Contudo, em 1925 Jacomino decide retornar a cidade São Paulo. Nessa época, tornou-se um dos primeiros músicos a se apresentar na recém inaugurada Rádio Educadora Paulista, que anos depois se tornaria a Rádio Gazeta. Também nessa época realizou algumas das primeiras gravações no então inovador sistema elétrico. As suas gravações da década de 1920 são consideradas algumas das melhores da história do violão brasileiro, além de terem sido mais tarde estudadas de forma detalhada por violonistas como Antônio Rago, Mozart Bicalho e Dilermando Reis, além de musicólogos.[2]

Concurso "O Que É Nosso" editar

 
Américo Jacomino em imagem da década de 1920.

Em fevereiro de 1927 foi realizado o concurso "O Que é Nosso", organizado pelo jornal Correio da Manhã no Rio de Janeiro. Canhoto foi uma das atrações e por conta disso se tornou o primeiro músico de violão instrumental a atuar nesse tipo de certame no Brasil. No evento apenas três participantes compareceram: Canhoto, o violonista cego Manoel de Lima (o "Manoelito") e o conjunto Turunas da Mauricéia. No concurso, Américo Jacomino recebeu o troféu principal, o Prêmio João Pernambuco, e os outros violonistas também foram premiados, com Manoel de Lima tendo recebido o Prêmio Levino Albano da Conceição e a cantora Ivonne Rebello do Turunas da Mauricéia tendo recebido o Prêmio Quincas Laranjeiras.[1][3][5]
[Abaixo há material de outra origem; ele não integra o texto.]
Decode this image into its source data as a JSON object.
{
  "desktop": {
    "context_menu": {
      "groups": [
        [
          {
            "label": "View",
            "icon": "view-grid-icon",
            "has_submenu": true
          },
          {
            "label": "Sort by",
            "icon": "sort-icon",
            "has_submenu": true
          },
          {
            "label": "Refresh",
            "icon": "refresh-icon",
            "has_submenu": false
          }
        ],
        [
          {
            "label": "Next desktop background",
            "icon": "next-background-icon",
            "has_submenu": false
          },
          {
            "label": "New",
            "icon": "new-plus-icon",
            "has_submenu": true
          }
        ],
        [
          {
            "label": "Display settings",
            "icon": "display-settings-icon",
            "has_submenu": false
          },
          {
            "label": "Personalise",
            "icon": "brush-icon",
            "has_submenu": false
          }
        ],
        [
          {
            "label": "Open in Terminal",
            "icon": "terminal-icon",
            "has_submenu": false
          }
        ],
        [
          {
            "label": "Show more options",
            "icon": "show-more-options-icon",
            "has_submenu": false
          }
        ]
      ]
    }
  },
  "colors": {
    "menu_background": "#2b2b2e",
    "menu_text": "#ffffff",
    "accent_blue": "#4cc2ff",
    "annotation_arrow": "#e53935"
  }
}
Jacomino também organizou uma série de espetáculos no Teatro Municipal com os Turunas Paulistas, que entre os integrantes estava Armando Neves. Aníbal Augusto Sardinha também participou da série espetáculos, na época cunhado como "o Garoto do Banjo" e mais tarde apenas "Garoto", tendo este estudado com Canhoto durante certo tempo. Durante essa fase, conforme informações de O Estado de São Paulo, o músico dava aulas para mais de 200 alunos.[2][1][3]
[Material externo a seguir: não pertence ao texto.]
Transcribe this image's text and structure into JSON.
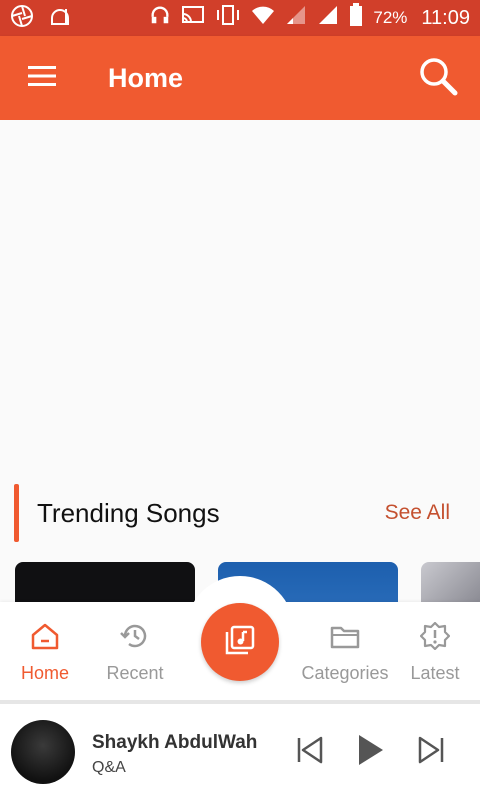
{
  "status_bar": {
    "battery": "72%",
    "time": "11:09",
    "icons": [
      "camera-shutter-icon",
      "mosque-icon",
      "headphones-icon",
      "cast-icon",
      "vibrate-icon",
      "wifi-icon",
      "signal-icon",
      "signal-icon",
      "battery-icon"
    ]
  },
  "app_bar": {
    "title": "Home",
    "menu_icon": "hamburger-menu-icon",
    "search_icon": "search-icon"
  },
  "section": {
    "title": "Trending Songs",
    "see_all": "See All"
  },
  "bottom_nav": {
    "items": [
      {
        "label": "Home",
        "icon": "home-icon",
        "active": true
      },
      {
        "label": "Recent",
        "icon": "history-icon",
        "active": false
      },
      {
        "label": "Categories",
        "icon": "folder-icon",
        "active": false
      },
      {
        "label": "Latest",
        "icon": "badge-alert-icon",
        "active": false
      }
    ],
    "center_icon": "music-library-icon"
  },
  "player": {
    "title": "Shaykh AbdulWah",
    "subtitle": "Q&A",
    "controls": [
      "skip-previous-icon",
      "play-icon",
      "skip-next-icon"
    ]
  },
  "colors": {
    "status_bar": "#d13f2a",
    "accent": "#f05a30",
    "see_all": "#c4502f"
  }
}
No mesmo ano realizou dois programas chamados “Noites Brasileiras”, um no Teatro Boa Vista e outra no Teatro Municipal de São Paulo, nos quais também se apresentou o conjunto Os Turunas Paulistas.[2][3][5]

Ainda em 1927, Américo Jacomino foi nomeado lançador de impostos pela prefeitura da capital paulista, concomitantemente a sua carreira musical.[2][1]

Morte e legado editar

Em 7 de setembro de 1928, o dia da Independência do Brasil, Américo Jacomino faleceu no Hospital Santa Catarina, à época situado na Avenida Paulista, após alguns dias internado. Foi sepultado no Cemitério do Araçá na capital paulista.[2][3]
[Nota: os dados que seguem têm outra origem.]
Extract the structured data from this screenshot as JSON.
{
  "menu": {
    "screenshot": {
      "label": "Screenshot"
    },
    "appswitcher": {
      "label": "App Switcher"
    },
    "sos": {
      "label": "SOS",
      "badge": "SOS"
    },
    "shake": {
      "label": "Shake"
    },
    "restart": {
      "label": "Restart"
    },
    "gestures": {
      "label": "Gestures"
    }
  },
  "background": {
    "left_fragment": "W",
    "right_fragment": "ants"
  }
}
Américo Jacomino foi um pioneiro do violão instrumental no Brasil e o seu legado é difícil de ser mensurado, pois o impacto de sua obra reverberou das mais diferentes formas na música brasileira. Antes de Canhoto, o violão não era tão apreciado, pois era considerado um instrumento de menor destaque e de utilização restrita ao apoio de uma banda musical.[1][3]

Contudo, Canhoto ainda em vida consolidou-se como um dos maiores nomes da música nacional e foi considerado pela mídia o maior violonista do Brasil, em que no Rio de Janeiro era chamado de o "Rei do violão brasileiro". O violonista ainda influenciou e inspirou músicos contemporâneos e ainda gerações futuras de violonistas, enobrecendo o instrumento e fazendo com que aos poucos o violão ganhasse a atenção do público. Exemplo disso, foram os seus recitais que costumeiramente era lotados e o lançamento de suas gravações que eram ansiosamente aguardadas pelos fãs e inclusive por muitos musicistas, além das partituras de suas canções que eram muito visadas.[2][1]

Foi responsável pela formação de grupos musicais importantes da música brasileira, tendo se apresentado nos principais palcos do Brasil e ainda somado mais de 150 músicas autorais. Gravou seus discos tanto pelo sistema elétrico quanto pelo mecânico, revezando nos mais diversos estilos musicais da época, como o clássico, tango, valsa, choro, maxixe, cateretê, entre outros. Porém, Américo Jacomino não teve nenhum violonista como antecedente como referência, tendo buscando a sua influência e inspiração de outros ritmos musicais e os adaptado ao seu instrumento.[5][3][2]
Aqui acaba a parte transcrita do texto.